Obserwacje klapki wykonałem PRZED zalaniem przepustnicy płynem czyszczącym ale po czyszczeniu wacikiem higienicznym. Z tego co Napisałeś wnioskuje że zachowanie przepustnicy mam nieprawidłowe
Silnik eksperymenty przeżył i czuje się doskonale
![Smile :)](./images/smilies/icon_smile.gif)
Jak tylko zauważyłem samozapłon natychmiast włączyłem rozrusznik więc nie trwało to długo. Zalanie miało na celu lepsze oczyszczenie tulei przepustnicy pod klapką. Podczas samozapłonu nie było żadnych wystrzałów jak to ma często miejsce przy LPG i wtedy kolektor plastikowy rozsypuje się...
Naprawdę dbam o silnik i daleko mi do katowania, tak się stało i już.
Jest też małe prawdopodobieństwo braku smarowania w punkcie tłok(pierścień) <-> gładź cylindra przez wypłukanie środkiem czyszczącym ponieważ silnik wcześniej pracował więc olej tam był.

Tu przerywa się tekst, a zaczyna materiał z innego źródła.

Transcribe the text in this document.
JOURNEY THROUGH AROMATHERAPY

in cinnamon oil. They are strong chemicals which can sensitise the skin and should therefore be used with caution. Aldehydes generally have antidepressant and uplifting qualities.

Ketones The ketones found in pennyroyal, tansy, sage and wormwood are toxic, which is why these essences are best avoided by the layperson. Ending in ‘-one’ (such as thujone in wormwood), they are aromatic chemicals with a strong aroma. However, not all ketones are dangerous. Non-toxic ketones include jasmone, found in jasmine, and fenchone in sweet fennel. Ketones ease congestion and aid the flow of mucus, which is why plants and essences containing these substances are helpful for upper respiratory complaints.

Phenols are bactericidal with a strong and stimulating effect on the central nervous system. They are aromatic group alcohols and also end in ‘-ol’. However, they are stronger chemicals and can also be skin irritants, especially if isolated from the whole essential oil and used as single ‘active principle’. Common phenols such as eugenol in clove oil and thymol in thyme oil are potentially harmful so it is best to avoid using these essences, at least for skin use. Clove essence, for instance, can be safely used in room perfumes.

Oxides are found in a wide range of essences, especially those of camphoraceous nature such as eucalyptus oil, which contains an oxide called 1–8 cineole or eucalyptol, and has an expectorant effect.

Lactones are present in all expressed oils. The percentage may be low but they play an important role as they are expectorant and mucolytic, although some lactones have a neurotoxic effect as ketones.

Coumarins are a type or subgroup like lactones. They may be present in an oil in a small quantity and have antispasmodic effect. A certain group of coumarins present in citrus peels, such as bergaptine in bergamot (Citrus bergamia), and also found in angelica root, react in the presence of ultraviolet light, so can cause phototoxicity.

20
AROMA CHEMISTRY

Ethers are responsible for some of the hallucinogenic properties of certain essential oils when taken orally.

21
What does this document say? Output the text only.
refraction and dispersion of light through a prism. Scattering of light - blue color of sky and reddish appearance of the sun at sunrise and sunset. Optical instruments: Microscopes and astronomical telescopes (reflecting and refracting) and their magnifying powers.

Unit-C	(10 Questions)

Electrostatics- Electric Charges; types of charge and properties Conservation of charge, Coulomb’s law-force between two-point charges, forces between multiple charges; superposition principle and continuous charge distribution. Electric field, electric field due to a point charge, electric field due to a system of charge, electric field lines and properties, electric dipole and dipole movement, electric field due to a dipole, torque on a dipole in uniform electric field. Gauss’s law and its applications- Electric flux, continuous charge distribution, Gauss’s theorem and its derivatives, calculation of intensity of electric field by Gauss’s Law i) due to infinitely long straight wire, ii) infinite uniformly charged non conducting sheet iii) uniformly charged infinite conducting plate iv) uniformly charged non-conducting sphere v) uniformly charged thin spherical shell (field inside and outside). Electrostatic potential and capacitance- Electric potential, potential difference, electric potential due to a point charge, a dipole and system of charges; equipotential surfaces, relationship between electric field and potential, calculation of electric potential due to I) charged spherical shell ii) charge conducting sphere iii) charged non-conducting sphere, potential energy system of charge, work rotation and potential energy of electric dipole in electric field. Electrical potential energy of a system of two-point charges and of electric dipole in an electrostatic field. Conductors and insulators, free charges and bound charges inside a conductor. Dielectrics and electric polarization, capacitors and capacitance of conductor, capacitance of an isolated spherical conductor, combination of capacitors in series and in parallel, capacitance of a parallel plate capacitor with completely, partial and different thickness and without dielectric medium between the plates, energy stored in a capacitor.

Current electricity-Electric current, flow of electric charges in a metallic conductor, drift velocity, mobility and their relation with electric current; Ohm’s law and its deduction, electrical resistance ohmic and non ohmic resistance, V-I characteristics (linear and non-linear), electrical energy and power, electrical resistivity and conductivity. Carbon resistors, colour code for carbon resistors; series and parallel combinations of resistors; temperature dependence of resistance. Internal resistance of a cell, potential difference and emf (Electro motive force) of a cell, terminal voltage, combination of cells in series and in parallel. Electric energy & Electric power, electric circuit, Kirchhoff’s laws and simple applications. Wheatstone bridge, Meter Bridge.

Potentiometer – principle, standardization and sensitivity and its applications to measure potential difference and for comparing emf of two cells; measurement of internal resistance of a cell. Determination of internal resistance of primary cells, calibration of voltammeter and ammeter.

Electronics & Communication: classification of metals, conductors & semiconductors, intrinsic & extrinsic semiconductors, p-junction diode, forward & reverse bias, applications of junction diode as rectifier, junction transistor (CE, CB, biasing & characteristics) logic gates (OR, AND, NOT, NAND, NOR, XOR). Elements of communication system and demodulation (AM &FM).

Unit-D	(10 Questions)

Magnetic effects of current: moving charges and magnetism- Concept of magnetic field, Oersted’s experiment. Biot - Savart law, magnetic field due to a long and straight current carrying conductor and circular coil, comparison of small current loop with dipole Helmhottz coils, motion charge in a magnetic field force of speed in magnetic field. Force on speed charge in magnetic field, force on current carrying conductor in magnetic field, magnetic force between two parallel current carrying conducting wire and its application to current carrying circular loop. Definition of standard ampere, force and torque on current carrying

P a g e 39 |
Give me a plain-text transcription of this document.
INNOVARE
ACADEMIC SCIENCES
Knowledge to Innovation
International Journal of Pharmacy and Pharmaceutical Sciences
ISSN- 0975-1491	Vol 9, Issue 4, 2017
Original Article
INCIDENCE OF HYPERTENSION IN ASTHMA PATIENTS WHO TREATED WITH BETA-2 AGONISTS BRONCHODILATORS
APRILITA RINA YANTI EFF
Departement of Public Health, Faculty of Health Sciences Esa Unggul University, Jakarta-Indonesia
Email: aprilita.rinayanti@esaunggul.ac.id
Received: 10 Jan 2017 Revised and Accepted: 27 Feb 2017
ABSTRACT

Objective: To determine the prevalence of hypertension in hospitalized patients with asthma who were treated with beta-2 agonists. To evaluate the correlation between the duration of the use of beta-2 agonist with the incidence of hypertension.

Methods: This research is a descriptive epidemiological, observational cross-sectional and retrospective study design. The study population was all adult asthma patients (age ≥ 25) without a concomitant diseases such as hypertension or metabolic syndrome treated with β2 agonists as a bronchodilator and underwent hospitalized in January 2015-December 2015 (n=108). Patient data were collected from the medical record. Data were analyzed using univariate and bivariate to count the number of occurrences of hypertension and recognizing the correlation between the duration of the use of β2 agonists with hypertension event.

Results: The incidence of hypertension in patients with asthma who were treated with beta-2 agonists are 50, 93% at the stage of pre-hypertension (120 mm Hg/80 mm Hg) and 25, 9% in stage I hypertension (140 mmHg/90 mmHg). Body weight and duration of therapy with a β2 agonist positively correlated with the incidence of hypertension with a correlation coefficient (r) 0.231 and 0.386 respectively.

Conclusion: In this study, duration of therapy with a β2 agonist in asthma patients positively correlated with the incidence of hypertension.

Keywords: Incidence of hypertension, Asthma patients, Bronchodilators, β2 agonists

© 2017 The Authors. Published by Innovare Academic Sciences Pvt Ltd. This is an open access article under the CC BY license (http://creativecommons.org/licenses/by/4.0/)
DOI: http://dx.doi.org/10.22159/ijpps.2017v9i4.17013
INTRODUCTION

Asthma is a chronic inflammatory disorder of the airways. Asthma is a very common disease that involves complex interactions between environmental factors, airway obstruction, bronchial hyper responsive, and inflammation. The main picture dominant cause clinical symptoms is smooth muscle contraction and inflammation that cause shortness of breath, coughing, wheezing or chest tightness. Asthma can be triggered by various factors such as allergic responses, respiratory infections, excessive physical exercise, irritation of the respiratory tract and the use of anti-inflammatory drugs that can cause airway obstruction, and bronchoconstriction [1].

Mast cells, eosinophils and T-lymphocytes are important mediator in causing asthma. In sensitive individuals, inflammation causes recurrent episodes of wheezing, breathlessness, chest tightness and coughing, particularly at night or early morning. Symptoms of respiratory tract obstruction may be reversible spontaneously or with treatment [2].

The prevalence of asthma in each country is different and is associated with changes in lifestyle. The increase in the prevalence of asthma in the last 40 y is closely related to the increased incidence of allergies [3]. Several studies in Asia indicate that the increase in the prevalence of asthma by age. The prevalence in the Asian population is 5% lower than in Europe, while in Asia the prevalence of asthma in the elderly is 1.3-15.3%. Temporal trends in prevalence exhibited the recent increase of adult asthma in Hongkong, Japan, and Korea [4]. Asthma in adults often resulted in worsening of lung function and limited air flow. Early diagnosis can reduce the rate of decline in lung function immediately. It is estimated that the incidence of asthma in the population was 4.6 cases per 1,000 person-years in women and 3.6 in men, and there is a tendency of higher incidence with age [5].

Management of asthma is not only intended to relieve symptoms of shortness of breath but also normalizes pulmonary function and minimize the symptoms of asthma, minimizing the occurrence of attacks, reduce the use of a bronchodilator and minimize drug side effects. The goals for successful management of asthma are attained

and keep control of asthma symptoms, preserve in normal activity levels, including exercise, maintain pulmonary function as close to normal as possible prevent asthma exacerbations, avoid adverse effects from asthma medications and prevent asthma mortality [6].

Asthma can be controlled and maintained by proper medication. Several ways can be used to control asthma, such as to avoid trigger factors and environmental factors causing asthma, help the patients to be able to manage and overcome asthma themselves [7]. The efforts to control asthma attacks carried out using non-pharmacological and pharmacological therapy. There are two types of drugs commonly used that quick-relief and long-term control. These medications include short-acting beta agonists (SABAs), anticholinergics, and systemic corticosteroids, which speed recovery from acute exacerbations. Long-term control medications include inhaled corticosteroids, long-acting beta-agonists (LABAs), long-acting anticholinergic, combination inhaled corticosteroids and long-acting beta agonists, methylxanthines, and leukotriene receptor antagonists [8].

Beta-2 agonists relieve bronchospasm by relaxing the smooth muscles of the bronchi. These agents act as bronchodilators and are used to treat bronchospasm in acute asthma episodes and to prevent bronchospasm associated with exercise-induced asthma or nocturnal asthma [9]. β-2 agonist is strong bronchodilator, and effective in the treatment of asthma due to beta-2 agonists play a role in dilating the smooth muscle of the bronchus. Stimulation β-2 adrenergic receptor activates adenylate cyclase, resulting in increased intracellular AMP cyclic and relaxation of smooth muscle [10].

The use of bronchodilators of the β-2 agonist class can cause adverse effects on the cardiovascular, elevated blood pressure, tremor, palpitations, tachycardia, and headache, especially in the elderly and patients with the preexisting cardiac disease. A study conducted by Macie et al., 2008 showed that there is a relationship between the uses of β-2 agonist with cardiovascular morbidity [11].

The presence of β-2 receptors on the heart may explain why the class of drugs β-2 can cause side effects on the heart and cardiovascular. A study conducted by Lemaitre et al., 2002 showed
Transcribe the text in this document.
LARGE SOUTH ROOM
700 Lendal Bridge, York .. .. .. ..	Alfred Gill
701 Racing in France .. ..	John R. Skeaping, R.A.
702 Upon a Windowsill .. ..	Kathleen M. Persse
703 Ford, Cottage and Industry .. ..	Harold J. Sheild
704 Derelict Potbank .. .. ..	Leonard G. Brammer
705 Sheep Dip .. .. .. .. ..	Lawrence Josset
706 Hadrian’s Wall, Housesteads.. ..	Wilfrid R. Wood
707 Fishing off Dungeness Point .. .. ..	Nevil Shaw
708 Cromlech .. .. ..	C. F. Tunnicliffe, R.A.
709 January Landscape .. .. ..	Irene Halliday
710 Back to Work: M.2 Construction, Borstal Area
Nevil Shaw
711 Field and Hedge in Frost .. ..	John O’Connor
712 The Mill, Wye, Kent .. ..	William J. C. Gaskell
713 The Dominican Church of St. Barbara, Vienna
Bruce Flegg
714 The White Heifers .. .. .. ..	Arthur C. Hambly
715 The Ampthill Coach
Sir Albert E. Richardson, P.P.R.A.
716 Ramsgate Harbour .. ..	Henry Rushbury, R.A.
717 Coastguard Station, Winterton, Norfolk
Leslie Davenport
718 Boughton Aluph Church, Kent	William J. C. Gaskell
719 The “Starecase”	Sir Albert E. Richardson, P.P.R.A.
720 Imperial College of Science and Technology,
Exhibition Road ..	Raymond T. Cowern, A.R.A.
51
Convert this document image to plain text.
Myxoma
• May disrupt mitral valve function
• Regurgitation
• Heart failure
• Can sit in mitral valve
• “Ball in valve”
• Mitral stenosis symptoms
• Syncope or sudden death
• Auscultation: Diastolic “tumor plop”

Bardzo dziękuje za odpowiedź , po adaptacji sprawdzę czy coś się zmieniło.
pozdrawiam
[ Dodano: 2007-07-26, 22:49 ]No więc przepustnica nie moze reagować proporcjonalnie do obrotów silnika ponieważ steruje ją sterownik silnika w zależności od różnych czynników. Jest to wiadomość sprawdzona w 100% u specjalisty. Po adaptacji spalanie wróciło do normy i to była główna przyczyna większego spalania. Ponowny test VAG-iem nie wykazał błędów.